One day when M. de Guermantes required some information upon a matter of which my father had professional knowledge, he had introduced himself to him with great courtesy. After that, he had often some neighbourly service to ask of my father and, as soon as he saw him coming downstairs, his mind occupied with his work and anxious to avoid any interruption, the Duke, leaving his stable-boys, would come up to him in the courtyard, straighten the collar of his greatcoat with the obliging deftness inherited from a line of royal body-servants, take him by the hand, and, holding it in his own, stroking it even, to prove to him, with the shamelessness of a courtesan, that he did not begrudge him the privilege of contact with the ducal flesh, would steer him, extremely irked and thinking only how he might escape, through the carriage entrance out into the street. He had given us a sweeping bow one day when he had passed us as he was setting out in the carriage with his wife; he was bound to have told her my name, but what likelihood was there of her remembering it, or my face either? And besides, what a feeble recommendation to be pointed out simply as being one of her tenants! Another, more valuable, would have been to meet the Duchess at the house of Mme de Villeparisis, who, as it happened, had sent word by my grandmother that I was to go and see her, and, remembering that I had been intending to go in for literature, had added that I should meet several authors there. But my father felt that I was still a little young to go into society, and as the state of my health continued to cause him disquiet he was reluctant to allow me unnecessary occasions for renewed outings.

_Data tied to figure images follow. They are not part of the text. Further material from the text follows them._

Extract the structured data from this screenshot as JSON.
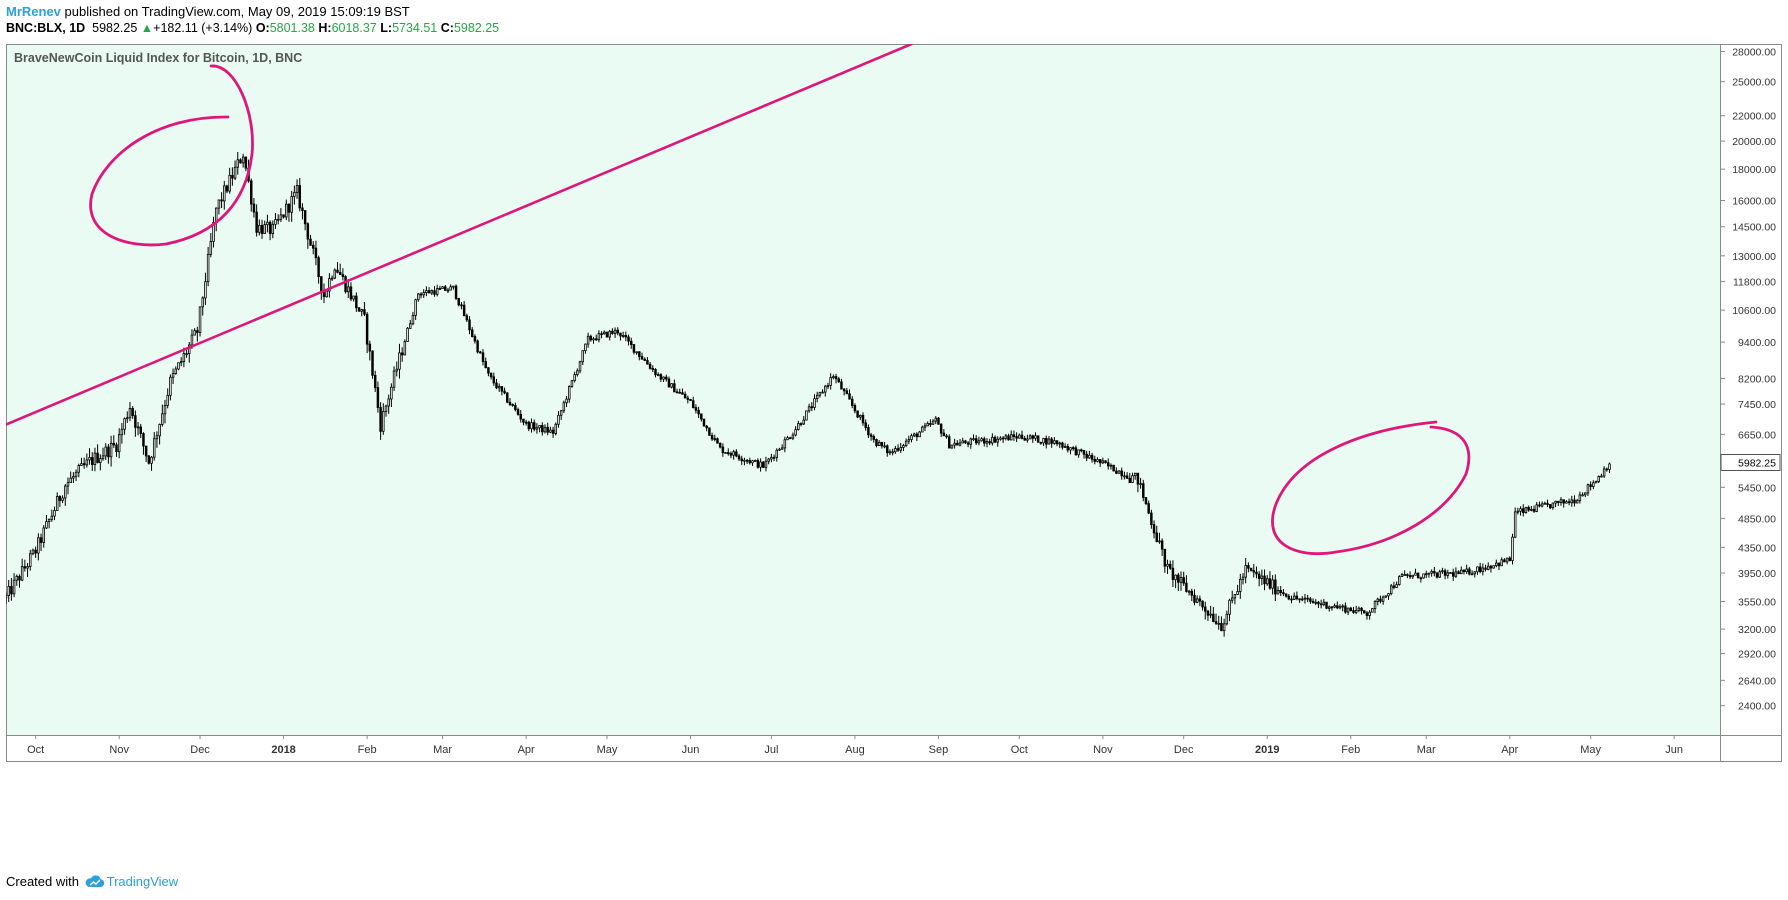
{
  "header": {
    "author": "MrRenev",
    "published_text": "published on TradingView.com, May 09, 2019 15:09:19 BST",
    "symbol": "BNC:BLX, 1D",
    "last": "5982.25",
    "change_arrow": "▲",
    "change": "+182.11 (+3.14%)",
    "o_label": "O:",
    "o_value": "5801.38",
    "h_label": "H:",
    "h_value": "6018.37",
    "l_label": "L:",
    "l_value": "5734.51",
    "c_label": "C:",
    "c_value": "5982.25"
  },
  "footer": {
    "created_with": "Created with",
    "brand": "TradingView"
  },
  "colors": {
    "plot_bg": "#e9fbf2",
    "candle": "#000000",
    "drawing": "#e0177a",
    "axis_text": "#333333",
    "price_tag_border": "#555555"
  },
  "chart_data": {
    "type": "candlestick",
    "title": "BraveNewCoin Liquid Index for Bitcoin, 1D, BNC",
    "scale": "log",
    "ylim": [
      2150,
      28800
    ],
    "y_ticks": [
      "28000.00",
      "25000.00",
      "22000.00",
      "20000.00",
      "18000.00",
      "16000.00",
      "14500.00",
      "13000.00",
      "11800.00",
      "10600.00",
      "9400.00",
      "8200.00",
      "7450.00",
      "6650.00",
      "5982.25",
      "5450.00",
      "4850.00",
      "4350.00",
      "3950.00",
      "3550.00",
      "3200.00",
      "2920.00",
      "2640.00",
      "2400.00"
    ],
    "current_price_label": "5982.25",
    "x_range": [
      "2017-09-20",
      "2019-06-18"
    ],
    "x_ticks": [
      {
        "date": "2017-10-01",
        "label": "Oct"
      },
      {
        "date": "2017-11-01",
        "label": "Nov"
      },
      {
        "date": "2017-12-01",
        "label": "Dec"
      },
      {
        "date": "2018-01-01",
        "label": "2018"
      },
      {
        "date": "2018-02-01",
        "label": "Feb"
      },
      {
        "date": "2018-03-01",
        "label": "Mar"
      },
      {
        "date": "2018-04-01",
        "label": "Apr"
      },
      {
        "date": "2018-05-01",
        "label": "May"
      },
      {
        "date": "2018-06-01",
        "label": "Jun"
      },
      {
        "date": "2018-07-01",
        "label": "Jul"
      },
      {
        "date": "2018-08-01",
        "label": "Aug"
      },
      {
        "date": "2018-09-01",
        "label": "Sep"
      },
      {
        "date": "2018-10-01",
        "label": "Oct"
      },
      {
        "date": "2018-11-01",
        "label": "Nov"
      },
      {
        "date": "2018-12-01",
        "label": "Dec"
      },
      {
        "date": "2019-01-01",
        "label": "2019"
      },
      {
        "date": "2019-02-01",
        "label": "Feb"
      },
      {
        "date": "2019-03-01",
        "label": "Mar"
      },
      {
        "date": "2019-04-01",
        "label": "Apr"
      },
      {
        "date": "2019-05-01",
        "label": "May"
      },
      {
        "date": "2019-06-01",
        "label": "Jun"
      }
    ],
    "approx_close_path": [
      [
        "2017-09-20",
        3600
      ],
      [
        "2017-10-01",
        4300
      ],
      [
        "2017-10-12",
        5500
      ],
      [
        "2017-10-21",
        6000
      ],
      [
        "2017-10-31",
        6400
      ],
      [
        "2017-11-05",
        7400
      ],
      [
        "2017-11-12",
        6000
      ],
      [
        "2017-11-20",
        8100
      ],
      [
        "2017-11-30",
        9800
      ],
      [
        "2017-12-07",
        15500
      ],
      [
        "2017-12-17",
        19100
      ],
      [
        "2017-12-22",
        14500
      ],
      [
        "2017-12-28",
        14300
      ],
      [
        "2018-01-06",
        16500
      ],
      [
        "2018-01-16",
        11200
      ],
      [
        "2018-01-20",
        12600
      ],
      [
        "2018-01-31",
        10200
      ],
      [
        "2018-02-06",
        6900
      ],
      [
        "2018-02-20",
        11300
      ],
      [
        "2018-03-05",
        11500
      ],
      [
        "2018-03-18",
        8300
      ],
      [
        "2018-04-01",
        6900
      ],
      [
        "2018-04-11",
        6700
      ],
      [
        "2018-04-24",
        9500
      ],
      [
        "2018-05-05",
        9800
      ],
      [
        "2018-05-20",
        8300
      ],
      [
        "2018-06-01",
        7500
      ],
      [
        "2018-06-12",
        6300
      ],
      [
        "2018-06-28",
        5900
      ],
      [
        "2018-07-09",
        6700
      ],
      [
        "2018-07-24",
        8300
      ],
      [
        "2018-08-08",
        6500
      ],
      [
        "2018-08-14",
        6200
      ],
      [
        "2018-08-31",
        7000
      ],
      [
        "2018-09-05",
        6400
      ],
      [
        "2018-10-01",
        6600
      ],
      [
        "2018-10-15",
        6450
      ],
      [
        "2018-11-14",
        5600
      ],
      [
        "2018-11-25",
        4000
      ],
      [
        "2018-12-15",
        3250
      ],
      [
        "2018-12-24",
        4000
      ],
      [
        "2019-01-10",
        3600
      ],
      [
        "2019-02-07",
        3400
      ],
      [
        "2019-02-20",
        3900
      ],
      [
        "2019-03-15",
        3950
      ],
      [
        "2019-04-01",
        4150
      ],
      [
        "2019-04-03",
        4950
      ],
      [
        "2019-04-25",
        5200
      ],
      [
        "2019-05-03",
        5600
      ],
      [
        "2019-05-08",
        5982
      ]
    ],
    "annotations": [
      {
        "type": "trendline",
        "from": [
          "2017-09-20",
          6900
        ],
        "to": [
          "2018-08-22",
          28800
        ]
      },
      {
        "type": "ellipse",
        "note": "around Dec 2017 peak"
      },
      {
        "type": "ellipse",
        "note": "around Apr–May 2019 rally"
      }
    ]
  }
}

As one of Mme de Guermantes’s footmen was in the habit of gossiping with Françoise, I picked up the names of several of the houses which she frequented, but formed no impression of any of them: the moment they were a part of her life, of that life which I saw only through the veil of her name, were they not inconceivable?

“Tonight there’s a big party with a shadow-theatre show at the Princesse de Parme’s,” said the footman, “but we shan’t be going, because at five o’clock Madame is taking the train to Chantilly, to spend a few days with the Duc d’Aumale; but it’ll be the lady’s-maid and valet that go with her. I’m to stay here. She won’t be at all pleased, the Princesse de Parme won’t, that’s four times already she’s written to Madame la Duchesse.”